Um Menschen mit Suizidgedanken zu helfen, ist es wichtig, dass in der Bevölkerung besser bekannt ist, wer in welcher Situation der richtige Ansprechpartner ist. Um derzeit im Internet Hilfe zu finden, sollten Sie allerdings genau wissen, wonach Sie suchen.

In manchen Regionen gibt es bereits eine gute Vernetzung von lokal kooperierenden Institutionen und Hilfenetzwerken mit übersichtlichen Homepages und vielen Informationen zu Ansprechpartnern und Anlaufstellen, wie zum Beispiel das Frankfurter Netzwerk für Suizidprävention (www.frans-hilft.de) oder das Netzwerk für Suizidprävention in Dresden (www.suizidpraevention-dresden.de).

Ebenso können niedrigschwellige Hilfsangebote, wie die Telefonseelsorge (anonym, 24/7 erreichbar; kostenlos erreichbar unter 0800/111 0 111) oder die Nummer gegen Kummer (anonym, kostenlos, Mo-Sa 14.00 bis 20.00 Uhr; Telefon 116 111) sowie die Mailberatung U25 (www.u25-deutschland.de) durch geschulte Peers weiterhelfen.

155 Jugendliche im Jahr sind 155 zu viel

Aus Sicht einiger Suizidforscher sind 155 durch Suizid verstorbene Jugendliche in Deutschland im Alter von 15 bis unter 20 Jahren nicht viel, denn die Zahlen im Erwachsenalter sind noch sehr viel höher.
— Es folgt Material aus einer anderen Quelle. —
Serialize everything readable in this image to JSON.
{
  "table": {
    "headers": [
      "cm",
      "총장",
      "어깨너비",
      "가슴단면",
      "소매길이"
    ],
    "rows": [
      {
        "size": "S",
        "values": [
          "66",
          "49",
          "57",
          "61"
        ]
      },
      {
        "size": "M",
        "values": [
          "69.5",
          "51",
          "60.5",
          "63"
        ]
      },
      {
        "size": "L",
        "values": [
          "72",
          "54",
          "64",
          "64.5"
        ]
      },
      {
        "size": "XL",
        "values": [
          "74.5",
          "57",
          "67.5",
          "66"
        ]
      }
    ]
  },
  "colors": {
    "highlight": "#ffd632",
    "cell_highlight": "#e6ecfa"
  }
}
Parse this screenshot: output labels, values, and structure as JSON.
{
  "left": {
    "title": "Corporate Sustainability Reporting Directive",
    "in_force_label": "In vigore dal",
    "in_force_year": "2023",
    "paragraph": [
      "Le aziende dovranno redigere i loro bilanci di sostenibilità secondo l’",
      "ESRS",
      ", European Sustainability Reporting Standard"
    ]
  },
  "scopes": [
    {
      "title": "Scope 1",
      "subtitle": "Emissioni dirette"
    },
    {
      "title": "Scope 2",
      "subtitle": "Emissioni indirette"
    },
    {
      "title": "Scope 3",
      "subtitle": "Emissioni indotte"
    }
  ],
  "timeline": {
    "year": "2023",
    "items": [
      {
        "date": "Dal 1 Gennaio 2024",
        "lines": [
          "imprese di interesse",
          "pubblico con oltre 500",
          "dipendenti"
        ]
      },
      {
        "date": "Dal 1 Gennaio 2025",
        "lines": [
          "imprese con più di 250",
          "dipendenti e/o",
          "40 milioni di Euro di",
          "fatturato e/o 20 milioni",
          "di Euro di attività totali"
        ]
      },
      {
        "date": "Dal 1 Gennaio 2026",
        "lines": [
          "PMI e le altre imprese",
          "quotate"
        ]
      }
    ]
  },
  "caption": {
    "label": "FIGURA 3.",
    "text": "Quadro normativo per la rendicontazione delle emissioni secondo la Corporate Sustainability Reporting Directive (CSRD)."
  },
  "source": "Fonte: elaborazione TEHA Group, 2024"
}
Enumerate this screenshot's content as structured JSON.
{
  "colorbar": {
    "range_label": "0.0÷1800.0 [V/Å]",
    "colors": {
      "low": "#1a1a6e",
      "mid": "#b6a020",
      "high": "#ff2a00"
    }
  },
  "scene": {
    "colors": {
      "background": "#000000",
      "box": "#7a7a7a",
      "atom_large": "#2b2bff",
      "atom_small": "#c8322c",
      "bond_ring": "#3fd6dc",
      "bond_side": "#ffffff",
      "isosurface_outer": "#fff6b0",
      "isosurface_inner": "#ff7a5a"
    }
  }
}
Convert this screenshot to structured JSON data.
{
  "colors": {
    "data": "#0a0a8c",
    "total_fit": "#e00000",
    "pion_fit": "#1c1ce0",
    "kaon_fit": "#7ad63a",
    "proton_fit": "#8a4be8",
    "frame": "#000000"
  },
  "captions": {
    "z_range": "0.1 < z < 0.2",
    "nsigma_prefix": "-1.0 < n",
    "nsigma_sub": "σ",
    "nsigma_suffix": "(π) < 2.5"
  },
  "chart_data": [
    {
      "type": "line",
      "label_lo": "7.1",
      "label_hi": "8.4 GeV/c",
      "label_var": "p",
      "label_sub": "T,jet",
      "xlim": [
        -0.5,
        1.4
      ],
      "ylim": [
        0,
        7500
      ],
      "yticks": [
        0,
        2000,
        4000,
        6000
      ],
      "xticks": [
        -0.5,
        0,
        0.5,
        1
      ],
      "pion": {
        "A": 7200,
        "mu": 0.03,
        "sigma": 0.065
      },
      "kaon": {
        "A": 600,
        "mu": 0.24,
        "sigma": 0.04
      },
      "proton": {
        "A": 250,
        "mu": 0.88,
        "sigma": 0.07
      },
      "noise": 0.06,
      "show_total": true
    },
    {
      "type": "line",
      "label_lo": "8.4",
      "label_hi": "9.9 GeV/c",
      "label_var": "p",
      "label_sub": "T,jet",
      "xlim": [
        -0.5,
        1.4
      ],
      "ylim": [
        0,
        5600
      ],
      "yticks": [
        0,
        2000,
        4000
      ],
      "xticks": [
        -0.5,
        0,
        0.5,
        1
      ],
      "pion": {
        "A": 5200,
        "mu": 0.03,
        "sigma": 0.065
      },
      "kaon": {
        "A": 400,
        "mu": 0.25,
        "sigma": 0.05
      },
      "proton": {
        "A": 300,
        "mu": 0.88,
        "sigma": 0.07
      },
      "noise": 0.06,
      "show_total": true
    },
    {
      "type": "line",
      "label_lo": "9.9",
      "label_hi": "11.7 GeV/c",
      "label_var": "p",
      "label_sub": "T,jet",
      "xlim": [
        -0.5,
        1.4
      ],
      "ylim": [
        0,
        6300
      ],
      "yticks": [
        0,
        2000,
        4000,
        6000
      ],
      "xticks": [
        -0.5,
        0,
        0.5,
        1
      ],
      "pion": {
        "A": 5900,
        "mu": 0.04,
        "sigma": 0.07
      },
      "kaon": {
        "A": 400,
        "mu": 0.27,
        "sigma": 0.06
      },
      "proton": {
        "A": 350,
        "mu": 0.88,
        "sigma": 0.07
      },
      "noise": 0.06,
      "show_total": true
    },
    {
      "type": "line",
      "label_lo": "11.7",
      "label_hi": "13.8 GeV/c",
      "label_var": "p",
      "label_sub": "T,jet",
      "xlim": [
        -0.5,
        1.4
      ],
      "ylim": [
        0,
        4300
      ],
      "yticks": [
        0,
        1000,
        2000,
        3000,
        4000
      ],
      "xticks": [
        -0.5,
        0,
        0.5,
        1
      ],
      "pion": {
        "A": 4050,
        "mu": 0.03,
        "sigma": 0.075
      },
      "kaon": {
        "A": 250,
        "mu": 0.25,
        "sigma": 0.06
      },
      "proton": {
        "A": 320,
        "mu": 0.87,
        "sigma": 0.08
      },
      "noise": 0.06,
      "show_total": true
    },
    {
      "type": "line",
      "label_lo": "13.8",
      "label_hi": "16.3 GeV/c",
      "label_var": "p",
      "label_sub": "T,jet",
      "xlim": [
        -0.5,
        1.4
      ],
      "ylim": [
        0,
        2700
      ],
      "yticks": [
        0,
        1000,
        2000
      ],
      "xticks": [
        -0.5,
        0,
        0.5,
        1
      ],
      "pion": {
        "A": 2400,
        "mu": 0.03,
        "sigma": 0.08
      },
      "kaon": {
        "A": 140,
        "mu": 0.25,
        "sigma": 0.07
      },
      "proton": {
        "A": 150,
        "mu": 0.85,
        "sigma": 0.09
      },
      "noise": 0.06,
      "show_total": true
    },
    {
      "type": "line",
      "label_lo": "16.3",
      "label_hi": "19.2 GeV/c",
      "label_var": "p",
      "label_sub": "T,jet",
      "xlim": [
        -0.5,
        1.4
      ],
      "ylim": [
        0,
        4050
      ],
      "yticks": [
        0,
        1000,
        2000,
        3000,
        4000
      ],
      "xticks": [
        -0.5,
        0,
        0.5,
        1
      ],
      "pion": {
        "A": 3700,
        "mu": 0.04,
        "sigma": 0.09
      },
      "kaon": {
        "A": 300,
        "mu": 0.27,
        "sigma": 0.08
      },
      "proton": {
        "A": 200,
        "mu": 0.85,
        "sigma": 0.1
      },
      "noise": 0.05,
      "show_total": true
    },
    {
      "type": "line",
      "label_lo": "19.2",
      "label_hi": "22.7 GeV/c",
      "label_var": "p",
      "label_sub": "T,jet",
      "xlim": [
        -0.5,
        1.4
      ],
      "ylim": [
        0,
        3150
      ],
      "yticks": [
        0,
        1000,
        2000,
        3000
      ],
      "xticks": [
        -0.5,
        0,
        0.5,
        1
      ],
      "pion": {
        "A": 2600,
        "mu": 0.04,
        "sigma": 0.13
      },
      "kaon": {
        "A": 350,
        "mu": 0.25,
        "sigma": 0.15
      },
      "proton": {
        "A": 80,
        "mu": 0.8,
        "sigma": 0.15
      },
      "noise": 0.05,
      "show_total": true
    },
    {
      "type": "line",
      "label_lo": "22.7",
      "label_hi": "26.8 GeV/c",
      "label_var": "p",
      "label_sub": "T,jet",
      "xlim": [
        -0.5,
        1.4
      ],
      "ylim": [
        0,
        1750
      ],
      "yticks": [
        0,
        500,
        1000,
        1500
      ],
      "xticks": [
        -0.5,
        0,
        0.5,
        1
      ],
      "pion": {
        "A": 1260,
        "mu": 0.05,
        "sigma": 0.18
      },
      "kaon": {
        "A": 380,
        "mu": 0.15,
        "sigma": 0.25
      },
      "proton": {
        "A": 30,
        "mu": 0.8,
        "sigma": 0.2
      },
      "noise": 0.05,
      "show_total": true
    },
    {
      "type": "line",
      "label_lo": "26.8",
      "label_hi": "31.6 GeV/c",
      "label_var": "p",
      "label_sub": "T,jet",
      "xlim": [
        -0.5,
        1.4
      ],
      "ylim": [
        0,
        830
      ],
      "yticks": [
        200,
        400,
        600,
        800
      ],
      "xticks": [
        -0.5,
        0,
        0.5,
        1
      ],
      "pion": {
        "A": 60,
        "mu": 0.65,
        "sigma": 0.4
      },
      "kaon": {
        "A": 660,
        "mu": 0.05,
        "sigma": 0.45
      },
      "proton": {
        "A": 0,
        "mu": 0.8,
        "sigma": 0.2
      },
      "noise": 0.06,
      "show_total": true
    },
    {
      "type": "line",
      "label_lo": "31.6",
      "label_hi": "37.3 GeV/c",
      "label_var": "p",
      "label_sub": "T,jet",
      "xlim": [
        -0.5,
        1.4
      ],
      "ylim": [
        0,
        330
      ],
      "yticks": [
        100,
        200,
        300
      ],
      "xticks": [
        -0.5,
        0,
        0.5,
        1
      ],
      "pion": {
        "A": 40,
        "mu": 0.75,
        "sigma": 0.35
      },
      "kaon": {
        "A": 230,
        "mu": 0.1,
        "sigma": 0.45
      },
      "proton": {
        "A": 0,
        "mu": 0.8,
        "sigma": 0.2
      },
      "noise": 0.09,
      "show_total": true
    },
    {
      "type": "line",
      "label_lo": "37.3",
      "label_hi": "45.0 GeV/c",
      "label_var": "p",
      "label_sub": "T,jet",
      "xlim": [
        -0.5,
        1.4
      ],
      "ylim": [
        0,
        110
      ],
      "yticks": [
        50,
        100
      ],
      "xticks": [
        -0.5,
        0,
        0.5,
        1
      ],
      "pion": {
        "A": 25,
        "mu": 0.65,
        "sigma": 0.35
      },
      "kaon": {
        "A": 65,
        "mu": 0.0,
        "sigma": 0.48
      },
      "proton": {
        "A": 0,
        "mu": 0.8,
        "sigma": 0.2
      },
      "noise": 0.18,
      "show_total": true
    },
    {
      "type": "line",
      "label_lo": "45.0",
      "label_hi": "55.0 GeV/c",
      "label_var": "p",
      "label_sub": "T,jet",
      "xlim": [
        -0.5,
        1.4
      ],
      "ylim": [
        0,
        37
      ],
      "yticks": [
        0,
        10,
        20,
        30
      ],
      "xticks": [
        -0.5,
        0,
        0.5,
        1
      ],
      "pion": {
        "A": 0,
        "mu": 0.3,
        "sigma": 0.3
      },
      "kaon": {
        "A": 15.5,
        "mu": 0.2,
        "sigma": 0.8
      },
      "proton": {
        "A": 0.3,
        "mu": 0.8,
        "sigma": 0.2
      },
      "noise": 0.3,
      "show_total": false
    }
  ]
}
Aus Sicht einer Fachärztin für Kinder- und Jugendpsychiatrie, Psychotherapeutin und Mutter sind es 155 durch Suizid verstorbene Jugendliche pro Jahr zu viel.

Im Jugendalter ist Suizidalität die zweithäufigste Todesursache. In der Altersgruppe der 10- bis unter 15-Jährigen starben 25 Kinder durch Suizid im Jahr 2020 in Deutschland. Jetzt mal ehrlich: Das darf doch nicht wahr sein!

Vor allem müsste es auch nicht wahr sein. Es wäre möglich, die Suizidzahlen in Deutschland zu senken – durch eine nachhaltige Prävention. Suizidpräventionsforscher wissen bereits, was dafür getan werden kann. Allerdings scheitert es bis jetzt an einer nachhaltigen Finanzierung der Suizidprävention in Deutschland sowie einer bundesweiten Koordinierungsstelle.

Wollen Sie mithelfen, dass weniger Menschen durch Suizid sterben?

In Deutschland stirbt alle 56 Minuten ein Mensch durch Suizid. Ein Mensch in großer seelischer Not, der so nicht weiterleben wollte und in seiner aktuellen Situation keinen anderen Ausweg wusste. Es gibt bereits Hilfsangebote und Anlaufstellen. Doch es braucht eine nachhaltige Förderung sowie den Ausbau der Angebote der Suizidprävention und eine bundesweite Koordinierungsstelle mit übersichtlicher Homepage. Wer helfen möchte, dass das gelingt, kann die Petition „Suizidprävention geht uns alle an!“ unterstützen.